Tuesday, August 24, 2010

Idiotic Analysts

With their report on the decline in previously occupied housing sales, WashingtonPost.com

has today established they need to hire competent reporters.

OK … the opening line is cool: “WASHINGTON -- Sales of previously occupied homes plunged last month to the lowest level in 15 years, despite the lowest mortgage rates in decades and bargain prices in many areas.”

But the promotional line contained in the e-mail notification:  “Sales of previously occupied homes unexpectedly plunged 27 percent in July from a month earlier to 3.83 million…”  now this is reveals the stupidity of the writer and editor.

You don’t see it?  Read it again … and consider that one word: “unexpectedly”!  Really?  Has there staff no concept of Baby Boom?  Are they completely ignorant of demographics?  The whole article makes good points about intelligent economic decision making – but to read it, you realize that the writer was completely out of that loop.

Quick Lesson:

1. Baby Boomers are turning 65.

2. People retire at 65 (they have option to retire at 62 and the economy is giving perks to early retirees – who get shifted to other areas of corporate & governmental balance sheets and budgets – where the governmental often allows for full retirement after 55).

3. If you retire, you don’t need to live near work – so you sell your existing home (but it isn’t selling in this market).  On the other hand, record low mortgages, tax incentives and poor investment performance,  make it economically wise – given that you will retire in a few months or, at most, within two years -- to buy that retirement home now.

4. Buy now?  Use your reduced nest-egg?  Hum?  On the face, for some (the young reporter under 50, for example), this might not make sense.  But for those who know money, you invest in a house that will grow in value (because it is a retirement location – low energy needs, low maintenance, and low mortgage).  The home you have isn’t going to sell today – but you don’t need the money:  a) you have your nest-egg to cover you; b) you’re working and can cover the debt; c) the economy, & your investments, will improve in a year or so – and your existing home will probably sell by then.  d) even if you need to drop your asking price later, there is no reason to drop it now.  If your investments do well, they will offset a later reduction in asking price.  If they do poorly – well – the nation will be going down the crapper with no possibility of retire and you take what you can get … in any case, you will have the option of staying or moving … and if moving, you had time to get the new place in order without having the work done “over your head” with you living in the dirt and mess.

Right now we are seeing the start of the economic gambles – the ones that will “last a lifetime.”

Housing is NOT a viable economic indicator!

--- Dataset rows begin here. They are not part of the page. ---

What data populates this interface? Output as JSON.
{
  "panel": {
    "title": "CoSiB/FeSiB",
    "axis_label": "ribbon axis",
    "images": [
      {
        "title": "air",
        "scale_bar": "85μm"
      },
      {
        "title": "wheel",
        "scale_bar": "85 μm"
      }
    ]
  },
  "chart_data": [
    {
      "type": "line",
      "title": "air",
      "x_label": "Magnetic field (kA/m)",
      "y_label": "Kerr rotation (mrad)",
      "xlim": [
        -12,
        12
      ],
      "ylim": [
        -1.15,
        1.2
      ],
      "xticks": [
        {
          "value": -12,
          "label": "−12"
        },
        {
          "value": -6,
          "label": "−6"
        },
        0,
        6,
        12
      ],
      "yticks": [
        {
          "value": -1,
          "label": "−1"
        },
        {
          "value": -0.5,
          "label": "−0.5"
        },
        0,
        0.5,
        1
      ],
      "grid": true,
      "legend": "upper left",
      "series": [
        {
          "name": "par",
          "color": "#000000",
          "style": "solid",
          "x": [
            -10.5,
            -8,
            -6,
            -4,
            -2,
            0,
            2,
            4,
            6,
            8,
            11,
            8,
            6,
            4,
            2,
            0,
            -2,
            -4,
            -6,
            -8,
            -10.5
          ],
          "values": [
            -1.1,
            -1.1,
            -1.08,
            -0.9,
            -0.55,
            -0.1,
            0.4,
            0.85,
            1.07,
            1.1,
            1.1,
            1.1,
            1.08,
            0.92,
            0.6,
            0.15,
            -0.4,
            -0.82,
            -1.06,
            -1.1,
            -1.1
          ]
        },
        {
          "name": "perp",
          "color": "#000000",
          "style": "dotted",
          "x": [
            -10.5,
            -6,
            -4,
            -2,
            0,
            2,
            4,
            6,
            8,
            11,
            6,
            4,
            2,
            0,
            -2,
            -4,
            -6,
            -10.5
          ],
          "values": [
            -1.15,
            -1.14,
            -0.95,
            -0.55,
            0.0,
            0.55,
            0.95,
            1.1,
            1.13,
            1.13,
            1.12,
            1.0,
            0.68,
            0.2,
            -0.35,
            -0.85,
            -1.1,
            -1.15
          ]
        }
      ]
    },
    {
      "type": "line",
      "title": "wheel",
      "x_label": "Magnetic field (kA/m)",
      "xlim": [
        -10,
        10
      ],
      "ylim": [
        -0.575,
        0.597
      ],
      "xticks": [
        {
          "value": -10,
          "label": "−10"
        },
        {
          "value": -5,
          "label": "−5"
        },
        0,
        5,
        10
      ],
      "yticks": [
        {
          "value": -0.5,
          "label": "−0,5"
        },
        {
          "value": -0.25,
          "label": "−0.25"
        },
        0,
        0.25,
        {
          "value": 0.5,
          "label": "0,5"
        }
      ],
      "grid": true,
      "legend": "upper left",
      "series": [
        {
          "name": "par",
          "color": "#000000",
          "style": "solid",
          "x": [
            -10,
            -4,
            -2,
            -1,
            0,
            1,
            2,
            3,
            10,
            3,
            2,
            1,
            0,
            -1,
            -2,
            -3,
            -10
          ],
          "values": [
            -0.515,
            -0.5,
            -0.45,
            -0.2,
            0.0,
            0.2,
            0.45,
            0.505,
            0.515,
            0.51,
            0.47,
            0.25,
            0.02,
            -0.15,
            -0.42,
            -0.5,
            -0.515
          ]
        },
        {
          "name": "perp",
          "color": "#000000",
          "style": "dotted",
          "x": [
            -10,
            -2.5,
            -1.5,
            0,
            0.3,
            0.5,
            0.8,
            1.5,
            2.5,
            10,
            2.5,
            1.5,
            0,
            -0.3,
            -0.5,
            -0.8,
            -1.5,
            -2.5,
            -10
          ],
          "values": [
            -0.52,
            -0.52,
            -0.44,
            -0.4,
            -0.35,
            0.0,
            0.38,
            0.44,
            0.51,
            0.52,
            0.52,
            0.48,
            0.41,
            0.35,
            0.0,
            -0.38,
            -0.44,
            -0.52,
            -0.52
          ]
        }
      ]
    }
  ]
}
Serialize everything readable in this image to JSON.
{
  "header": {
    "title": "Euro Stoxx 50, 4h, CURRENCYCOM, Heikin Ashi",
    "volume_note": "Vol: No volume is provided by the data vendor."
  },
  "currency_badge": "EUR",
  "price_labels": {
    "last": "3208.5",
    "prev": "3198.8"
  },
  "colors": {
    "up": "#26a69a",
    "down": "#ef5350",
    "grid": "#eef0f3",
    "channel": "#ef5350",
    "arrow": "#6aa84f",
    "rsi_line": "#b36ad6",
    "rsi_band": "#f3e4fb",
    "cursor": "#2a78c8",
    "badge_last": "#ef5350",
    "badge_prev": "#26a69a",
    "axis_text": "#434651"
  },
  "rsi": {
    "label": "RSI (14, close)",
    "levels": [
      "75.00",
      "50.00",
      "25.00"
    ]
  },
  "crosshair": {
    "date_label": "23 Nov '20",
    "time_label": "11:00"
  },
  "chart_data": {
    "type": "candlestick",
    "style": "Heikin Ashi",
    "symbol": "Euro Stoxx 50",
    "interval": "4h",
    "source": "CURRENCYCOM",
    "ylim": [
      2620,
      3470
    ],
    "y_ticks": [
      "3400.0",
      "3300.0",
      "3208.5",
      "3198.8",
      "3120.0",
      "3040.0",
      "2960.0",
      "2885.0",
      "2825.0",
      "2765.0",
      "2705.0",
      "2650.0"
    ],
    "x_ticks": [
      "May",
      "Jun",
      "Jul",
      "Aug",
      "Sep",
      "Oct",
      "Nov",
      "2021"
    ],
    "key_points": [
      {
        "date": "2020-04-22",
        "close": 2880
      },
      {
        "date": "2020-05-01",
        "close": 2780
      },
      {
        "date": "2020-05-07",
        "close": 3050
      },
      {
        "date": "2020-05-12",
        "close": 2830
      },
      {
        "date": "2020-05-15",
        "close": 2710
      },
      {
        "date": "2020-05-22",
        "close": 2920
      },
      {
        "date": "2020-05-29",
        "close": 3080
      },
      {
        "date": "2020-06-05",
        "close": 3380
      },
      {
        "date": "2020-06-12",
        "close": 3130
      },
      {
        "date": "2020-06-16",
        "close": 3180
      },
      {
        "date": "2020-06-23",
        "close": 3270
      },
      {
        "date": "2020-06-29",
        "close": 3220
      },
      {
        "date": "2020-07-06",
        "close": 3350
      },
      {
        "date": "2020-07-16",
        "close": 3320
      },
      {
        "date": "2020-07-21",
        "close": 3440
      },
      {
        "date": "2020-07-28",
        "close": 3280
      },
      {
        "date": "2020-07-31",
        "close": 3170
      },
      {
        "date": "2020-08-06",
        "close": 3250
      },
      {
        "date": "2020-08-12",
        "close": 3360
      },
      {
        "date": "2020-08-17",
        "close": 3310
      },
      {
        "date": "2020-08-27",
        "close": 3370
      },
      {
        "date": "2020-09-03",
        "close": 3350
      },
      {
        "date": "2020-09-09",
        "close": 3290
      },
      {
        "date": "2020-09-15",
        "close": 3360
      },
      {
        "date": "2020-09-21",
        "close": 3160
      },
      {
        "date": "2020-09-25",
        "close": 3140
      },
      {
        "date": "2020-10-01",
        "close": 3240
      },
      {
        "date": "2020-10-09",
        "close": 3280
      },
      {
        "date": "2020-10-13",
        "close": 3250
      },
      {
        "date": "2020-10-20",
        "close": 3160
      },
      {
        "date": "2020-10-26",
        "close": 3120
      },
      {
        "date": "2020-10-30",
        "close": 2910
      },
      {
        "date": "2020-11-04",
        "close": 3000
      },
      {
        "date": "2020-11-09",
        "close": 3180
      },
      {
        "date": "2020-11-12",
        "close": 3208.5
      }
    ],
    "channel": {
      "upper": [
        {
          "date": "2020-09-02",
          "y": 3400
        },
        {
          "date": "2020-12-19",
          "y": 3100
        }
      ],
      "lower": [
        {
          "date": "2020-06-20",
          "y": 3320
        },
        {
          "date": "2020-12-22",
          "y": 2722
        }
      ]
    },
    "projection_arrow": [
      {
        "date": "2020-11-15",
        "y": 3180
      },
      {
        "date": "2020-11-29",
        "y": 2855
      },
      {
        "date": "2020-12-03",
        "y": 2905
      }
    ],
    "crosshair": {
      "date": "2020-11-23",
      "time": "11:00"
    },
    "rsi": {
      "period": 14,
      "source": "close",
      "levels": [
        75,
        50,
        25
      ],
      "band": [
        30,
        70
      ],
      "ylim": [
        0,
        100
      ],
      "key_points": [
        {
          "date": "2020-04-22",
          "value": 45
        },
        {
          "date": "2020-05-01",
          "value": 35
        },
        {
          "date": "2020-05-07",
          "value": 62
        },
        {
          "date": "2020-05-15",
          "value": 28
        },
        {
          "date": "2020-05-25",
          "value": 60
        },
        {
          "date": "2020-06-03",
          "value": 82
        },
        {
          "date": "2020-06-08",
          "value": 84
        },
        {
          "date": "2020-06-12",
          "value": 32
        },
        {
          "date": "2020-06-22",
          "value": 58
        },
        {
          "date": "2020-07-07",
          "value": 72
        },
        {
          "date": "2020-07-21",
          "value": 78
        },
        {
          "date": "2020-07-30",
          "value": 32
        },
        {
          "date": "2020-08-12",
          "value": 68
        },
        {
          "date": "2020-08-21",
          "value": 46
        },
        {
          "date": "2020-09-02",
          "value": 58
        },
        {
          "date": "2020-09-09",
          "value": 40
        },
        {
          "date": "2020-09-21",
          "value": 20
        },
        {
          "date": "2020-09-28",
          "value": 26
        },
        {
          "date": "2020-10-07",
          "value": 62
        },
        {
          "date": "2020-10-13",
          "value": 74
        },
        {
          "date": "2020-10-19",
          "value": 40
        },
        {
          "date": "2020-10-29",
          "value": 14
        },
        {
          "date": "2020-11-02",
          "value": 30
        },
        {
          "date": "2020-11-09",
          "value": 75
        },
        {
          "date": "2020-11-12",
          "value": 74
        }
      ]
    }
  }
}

The housing market is distorted by the retirement needs of the Baby Boom generation.  Housing prices will begin to plummet for real within the next ten years – while land prices in various regions will climb.  People are going to be building new homes – not claiming older ones.

You’ll see the first signs when you realize just how many older homes are being knocked down and the lots turned into yards for the neighboring houses.  It will not pay to carry the taxes on the old place – and there will be nobody to buy it.  This will be exacerbated by a strong Republican showing on the issue of immigration – without immigrants seeking a better life, there will be nobody to purchase your old life.

But HEY!  Who gives a shit!  Those of us who are already retired are only interested in whether or not our kids want our place when we die.   And even there –- unless they are having kids of their own –- unless our place is as energy efficient as possible –- unless we are situated in a location where the property taxes are low – the house will be abandoned, because nobody wants to, or needs to, buy or occupy it.

If you want to use abandoned, or soon to be abandoned, house sales as a measure of economic growth … ok … but that is, in reality, traditional Republican economic idiocy.